Un exemple emprunté d’un autre art rendra peut-être plus sensible ce que je veux vous dire. Un peintre exécute sur la toile une tête. Toutes les formes en sont fortes, grandes et régulières ; c’est l’ensemble le plus parfait et le plus rare. J’éprouve, en le considérant, du respect, de l’admiration, de l’effroi. J’en cherche le modèle dans la nature, et ne l’y trouve pas ; en comparaison, tout y est faible, petit et mesquin ; c’est une tête idéale ; je le sens, je me le dis.
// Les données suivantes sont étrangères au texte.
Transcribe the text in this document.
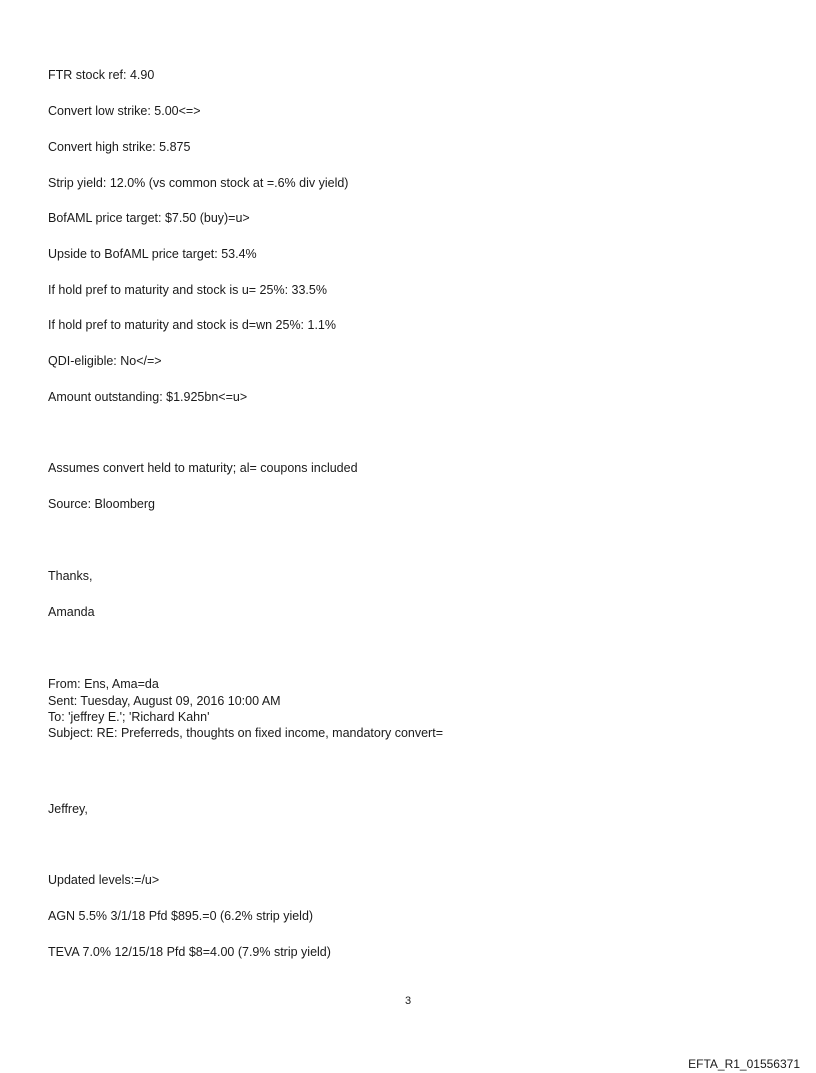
FTR stock ref: 4.90
Convert low strike: 5.00<=>
Convert high strike: 5.875
Strip yield: 12.0% (vs common stock at =.6% div yield)
BofAML price target: $7.50 (buy)=u>
Upside to BofAML price target: 53.4%
If hold pref to maturity and stock is u= 25%: 33.5%
If hold pref to maturity and stock is d=wn 25%: 1.1%
QDI-eligible: No</=>
Amount outstanding: $1.925bn<=u>
Assumes convert held to maturity; al= coupons included
Source: Bloomberg
Thanks,
Amanda
From: Ens, Ama=da
Sent: Tuesday, August 09, 2016 10:00 AM
To: 'jeffrey E.'; 'Richard Kahn'
Subject: RE: Preferreds, thoughts on fixed income, mandatory convert=
Jeffrey,
Updated levels:=/u>
AGN 5.5% 3/1/18 Pfd $895.=0 (6.2% strip yield)
TEVA 7.0% 12/15/18 Pfd $8=4.00 (7.9% strip yield)
3
EFTA_R1_01556371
Mais que l’artiste me fasse apercevoir au front de cette tête une cicatrice légère, une verrue à l’une de ses tempes, une coupure imperceptible à la lèvre inférieure ; et, d’idéale qu’elle était, à l’instant la tête devient un portrait ; une marque de petite vérole au coin de l’œil ou à côté du nez, et ce visage de femme n’est plus celui de Vénus ; c’est le portrait de quelqu’une de mes voisines. Je dirai donc à nos conteurs historiques : Vos figures sont belles, si vous voulez ; mais il y manque la verrue à la tempe, la coupure à la lèvre, la marque de petite vérole à côté du nez, qui les rendraient vraies ; et, comme disait mon ami Caillot[1]: « Un peu de poussière sur mes souliers, et je ne sors pas de ma loge, je reviens de la campagne. »


Atque ita mentitur, sic veris falsa remiscet,
Primo ne medium, medio ne discrepet imum.

Horat. De Art. poet., v. 151.
  1. L’un des meilleurs acteurs de la comédie italienne, deviné par Garrick, et dont Grimm disait qu’il était sublime sans effort. « Personne, écrit-il, ne faisait avec une mesure plus juste tout ce qu’il voulait faire. Le Kain est un homme prodigieusement rare ; peut-être Caillot est-il plus rare que lui. Caillot ne se doutait point de son talent ; il se croyait fait pour chanter avec beaucoup d’agrément, jouer avec beaucoup de gaieté, avec une belle mine bien réjouie ; mais il ne se croyait pas pathétique. Garrick, l’ayant vu jouer pendant son séjour en France, lui apprit qu’il serait acteur quand il lui plairait… » Caillot quitta le théâtre en 1772 et fut remplacé par un jeune abbé appelé Narbonne, échappé de la musique de Notre-Dame.